Descoberta

Embora a técnica não seja um fator decisivo na venda, sem o domínio de um processo com começo, meio e fim, o vendedor sente dificuldade em dominar a emoção nos momentos cruciais da arte de comprar e vender. “Quanto mais domino a técnica, mais segurança eu tenho para trabalhar com a emoção no palco”, analise-se um grande artista de teatro.

Vender é essencialmente atitude. Mas atitudes com objetivos específicos de descobrir, atender, servir e satisfazer necessidades. Com o advento da globalização e da competitividade elevada ao quadrado, o vendedor ou a vendedora precisar ir além desses pressupostos básicos da função e se posicionar como cúmplice dos clientes entendendo e procurando realizar seus sonhos.

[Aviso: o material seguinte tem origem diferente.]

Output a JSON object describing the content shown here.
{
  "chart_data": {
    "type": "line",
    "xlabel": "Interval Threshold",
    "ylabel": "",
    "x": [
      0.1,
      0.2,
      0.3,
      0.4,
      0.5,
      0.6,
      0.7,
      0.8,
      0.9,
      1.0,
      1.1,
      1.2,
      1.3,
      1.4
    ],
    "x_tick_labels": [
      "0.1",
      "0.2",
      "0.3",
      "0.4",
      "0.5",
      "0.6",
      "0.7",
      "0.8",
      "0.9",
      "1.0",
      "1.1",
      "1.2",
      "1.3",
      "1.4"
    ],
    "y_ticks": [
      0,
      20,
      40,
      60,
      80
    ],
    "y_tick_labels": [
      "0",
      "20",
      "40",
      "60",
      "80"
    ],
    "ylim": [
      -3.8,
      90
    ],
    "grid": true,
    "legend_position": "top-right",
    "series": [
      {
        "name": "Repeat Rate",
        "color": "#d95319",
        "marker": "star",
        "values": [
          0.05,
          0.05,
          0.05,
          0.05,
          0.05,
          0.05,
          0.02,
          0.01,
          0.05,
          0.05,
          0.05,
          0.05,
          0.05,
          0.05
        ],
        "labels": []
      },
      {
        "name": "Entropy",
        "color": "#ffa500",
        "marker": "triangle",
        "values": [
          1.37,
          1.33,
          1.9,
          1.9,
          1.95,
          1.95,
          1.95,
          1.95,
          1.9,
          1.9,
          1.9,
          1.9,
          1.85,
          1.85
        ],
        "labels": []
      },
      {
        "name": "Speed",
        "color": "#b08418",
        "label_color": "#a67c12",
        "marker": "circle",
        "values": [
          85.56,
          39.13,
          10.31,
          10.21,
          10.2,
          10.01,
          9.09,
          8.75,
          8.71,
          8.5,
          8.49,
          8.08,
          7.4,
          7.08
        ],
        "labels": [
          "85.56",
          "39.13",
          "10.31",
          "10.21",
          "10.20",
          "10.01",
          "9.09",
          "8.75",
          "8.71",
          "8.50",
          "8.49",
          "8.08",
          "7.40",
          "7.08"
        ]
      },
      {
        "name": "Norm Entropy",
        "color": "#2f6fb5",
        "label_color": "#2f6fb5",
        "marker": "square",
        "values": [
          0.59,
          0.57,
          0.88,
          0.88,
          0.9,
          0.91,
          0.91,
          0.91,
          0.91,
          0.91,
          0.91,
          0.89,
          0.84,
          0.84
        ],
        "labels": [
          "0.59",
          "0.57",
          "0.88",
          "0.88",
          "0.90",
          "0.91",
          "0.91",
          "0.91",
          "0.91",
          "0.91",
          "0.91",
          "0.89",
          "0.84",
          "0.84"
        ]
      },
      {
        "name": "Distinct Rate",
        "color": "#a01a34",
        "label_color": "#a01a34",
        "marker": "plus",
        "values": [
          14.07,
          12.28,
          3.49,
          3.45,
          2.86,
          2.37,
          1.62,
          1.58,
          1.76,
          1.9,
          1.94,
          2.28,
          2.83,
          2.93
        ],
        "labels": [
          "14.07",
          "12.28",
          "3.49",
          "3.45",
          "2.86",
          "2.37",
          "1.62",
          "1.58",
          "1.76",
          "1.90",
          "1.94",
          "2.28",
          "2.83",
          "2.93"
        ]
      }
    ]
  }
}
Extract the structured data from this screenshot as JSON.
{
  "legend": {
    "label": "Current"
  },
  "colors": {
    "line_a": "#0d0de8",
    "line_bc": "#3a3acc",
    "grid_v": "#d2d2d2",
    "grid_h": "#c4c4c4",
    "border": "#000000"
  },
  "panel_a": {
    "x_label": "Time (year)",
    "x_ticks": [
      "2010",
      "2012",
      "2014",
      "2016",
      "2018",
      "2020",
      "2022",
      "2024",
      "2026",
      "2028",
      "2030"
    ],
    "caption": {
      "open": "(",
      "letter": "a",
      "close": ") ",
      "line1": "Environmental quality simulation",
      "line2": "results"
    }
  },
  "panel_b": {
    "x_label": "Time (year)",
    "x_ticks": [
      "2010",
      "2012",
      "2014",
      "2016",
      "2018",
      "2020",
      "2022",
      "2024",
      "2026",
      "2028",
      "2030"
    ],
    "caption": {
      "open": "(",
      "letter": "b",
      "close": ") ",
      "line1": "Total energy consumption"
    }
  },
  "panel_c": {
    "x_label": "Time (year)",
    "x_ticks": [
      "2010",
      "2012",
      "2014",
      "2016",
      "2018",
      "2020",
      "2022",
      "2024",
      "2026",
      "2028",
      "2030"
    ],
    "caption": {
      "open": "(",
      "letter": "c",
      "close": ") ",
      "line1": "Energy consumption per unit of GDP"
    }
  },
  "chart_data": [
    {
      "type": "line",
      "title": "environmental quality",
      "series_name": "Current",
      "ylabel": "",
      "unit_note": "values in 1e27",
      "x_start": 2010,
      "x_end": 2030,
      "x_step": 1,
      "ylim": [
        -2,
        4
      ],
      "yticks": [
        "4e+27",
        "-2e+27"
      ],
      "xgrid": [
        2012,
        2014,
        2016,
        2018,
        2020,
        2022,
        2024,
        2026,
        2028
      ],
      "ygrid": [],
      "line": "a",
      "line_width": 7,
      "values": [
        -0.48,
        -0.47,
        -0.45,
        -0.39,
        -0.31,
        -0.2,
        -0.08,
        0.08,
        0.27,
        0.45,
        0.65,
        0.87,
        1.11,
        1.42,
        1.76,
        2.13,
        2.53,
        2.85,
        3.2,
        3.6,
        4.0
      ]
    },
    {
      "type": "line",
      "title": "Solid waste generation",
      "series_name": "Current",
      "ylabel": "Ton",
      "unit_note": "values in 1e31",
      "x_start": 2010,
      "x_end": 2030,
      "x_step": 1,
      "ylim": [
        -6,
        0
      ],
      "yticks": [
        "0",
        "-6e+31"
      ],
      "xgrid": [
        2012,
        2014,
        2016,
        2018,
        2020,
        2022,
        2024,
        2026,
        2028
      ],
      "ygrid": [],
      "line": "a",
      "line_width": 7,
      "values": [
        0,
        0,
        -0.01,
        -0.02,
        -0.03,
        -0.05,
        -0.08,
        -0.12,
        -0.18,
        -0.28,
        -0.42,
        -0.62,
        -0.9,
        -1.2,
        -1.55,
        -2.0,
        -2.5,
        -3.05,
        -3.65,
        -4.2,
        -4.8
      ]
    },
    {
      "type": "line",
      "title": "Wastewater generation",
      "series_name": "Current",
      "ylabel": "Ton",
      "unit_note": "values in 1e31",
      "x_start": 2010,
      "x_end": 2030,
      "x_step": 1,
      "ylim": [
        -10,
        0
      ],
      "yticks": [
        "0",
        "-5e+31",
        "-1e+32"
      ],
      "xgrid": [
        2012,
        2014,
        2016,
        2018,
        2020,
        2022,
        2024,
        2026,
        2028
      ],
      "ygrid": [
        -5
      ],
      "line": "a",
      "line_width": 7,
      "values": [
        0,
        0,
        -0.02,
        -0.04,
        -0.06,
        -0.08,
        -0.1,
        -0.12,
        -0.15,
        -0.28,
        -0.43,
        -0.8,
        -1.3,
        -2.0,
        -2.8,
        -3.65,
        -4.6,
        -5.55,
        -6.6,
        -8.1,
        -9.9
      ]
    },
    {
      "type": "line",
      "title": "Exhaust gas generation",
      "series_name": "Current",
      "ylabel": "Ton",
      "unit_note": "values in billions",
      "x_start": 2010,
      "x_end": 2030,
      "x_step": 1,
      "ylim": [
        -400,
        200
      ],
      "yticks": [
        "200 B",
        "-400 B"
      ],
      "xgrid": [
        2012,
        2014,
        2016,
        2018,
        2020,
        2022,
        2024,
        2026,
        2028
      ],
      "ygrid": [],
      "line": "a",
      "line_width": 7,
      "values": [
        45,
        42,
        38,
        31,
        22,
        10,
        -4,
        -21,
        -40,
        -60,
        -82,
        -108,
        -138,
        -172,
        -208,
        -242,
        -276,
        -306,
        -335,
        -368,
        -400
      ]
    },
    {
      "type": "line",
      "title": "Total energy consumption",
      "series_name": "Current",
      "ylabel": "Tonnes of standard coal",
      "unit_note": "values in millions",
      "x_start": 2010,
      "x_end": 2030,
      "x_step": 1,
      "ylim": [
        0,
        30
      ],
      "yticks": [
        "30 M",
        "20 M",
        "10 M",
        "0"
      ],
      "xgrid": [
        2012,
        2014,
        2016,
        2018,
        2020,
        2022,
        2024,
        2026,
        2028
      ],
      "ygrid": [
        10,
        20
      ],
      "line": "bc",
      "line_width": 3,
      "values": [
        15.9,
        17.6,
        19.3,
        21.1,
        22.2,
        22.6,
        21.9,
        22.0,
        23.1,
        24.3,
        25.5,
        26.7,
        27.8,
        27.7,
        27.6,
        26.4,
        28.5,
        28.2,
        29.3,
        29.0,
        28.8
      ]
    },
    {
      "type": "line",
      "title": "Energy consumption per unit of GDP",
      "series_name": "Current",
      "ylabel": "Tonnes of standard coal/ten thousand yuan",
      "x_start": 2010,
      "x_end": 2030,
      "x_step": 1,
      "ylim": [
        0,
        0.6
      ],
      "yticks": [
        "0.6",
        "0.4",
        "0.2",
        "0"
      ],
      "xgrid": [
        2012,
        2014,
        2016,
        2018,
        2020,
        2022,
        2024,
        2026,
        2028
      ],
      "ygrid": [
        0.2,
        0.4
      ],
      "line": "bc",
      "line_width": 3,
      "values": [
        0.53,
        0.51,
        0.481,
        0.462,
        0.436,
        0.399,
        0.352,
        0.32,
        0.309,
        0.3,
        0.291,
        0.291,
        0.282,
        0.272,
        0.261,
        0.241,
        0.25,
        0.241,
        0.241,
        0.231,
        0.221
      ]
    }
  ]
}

O novo vendedor é um gestor de sonhos.

Nesse sentido, deve praticar a técnica de venda não como algo engessador, mas como um processo contínuo capaz de liberar sua criatividade. A técnica tem lá seus passos. Entretanto, o negócio pode ser fechado antes de chegar na fase decisiva, graças à iniciativa do cliente e à percepção do vendedor, cujo conhecimento permitiu que pulasse alguns passos em benefício do fechamento.

Quanto maior for o conhecimento da técnica, maior será a capacidade de improvisação do vendedor.

Feita a abordagem (leia o artigo Magnetismo), o passo seguinte é “entrar nos sonhos do cliente” e descobrir o que pensa e o que verdadeiramente é bom para ele. Vale a pena você investir parte do tempo da entrevista na d e s c o b e r t a das intenções, necessidades e efetivo potencial do comprador. A idéia é abrir suas janelas de emoções para que ele possa abrir o bolso sem restrições para você.

Claro, o vendedor não é um prestigitador rapa-bolso inconseqüente. Pelo contrário, você é um profissional estabelecido e sabe muito bem preservar o princípio de só vender o que é bom para o cliente e que se encaixe como uma luva no seu orçamento. O negócio é vender bem para vender sempre. O cliente é o maior patrimônio do profissional de venda.

Além de comprar, ele quer viver uma experiência memorável de compra!

A arte da descoberta consiste em ouvir com olhos, cabeça e coração o cliente. Ouvir o que o ainda não foi dito ou o que não ficou claro. Treine essa habilidade. Ouça mais. Interprete o que ele quer dizer. Pergunte e deixe-o falar abertamente. Acompanhe seus gestos, seu olhar e se possível, seu “pensar.” – Promova o diálogo.

Exercite sua capacidade de psicólogo e de artista. Você é isso também, sabia? Movimente-se. Converse ouvindo e andando pela loja, observando o que mais chama a atenção do seu cliente. Observe o brilho dos seus olhos quando fala de determinado assunto. Sinta o desabrochar de seus sonhos, de seus mais profundos interesses.

Fale pouco neste momento. Limite-se a incentivar a narrativa do cliente usando afirmativas como ah é…?! – É mesmo? Que bom…! Fale mais sobre…! – Dentro de alguns minutos você terá traçado um bom perfil do cliente. Aliás, você só pode ser considerado vendedor profissional a partir do momento em que conseguir entrar com facilidade nos sonhos do cliente. Pratique, pratique, até chegar nesse estágio superior da venda.

Abra o coração do cliente que ele abre o bolso para você!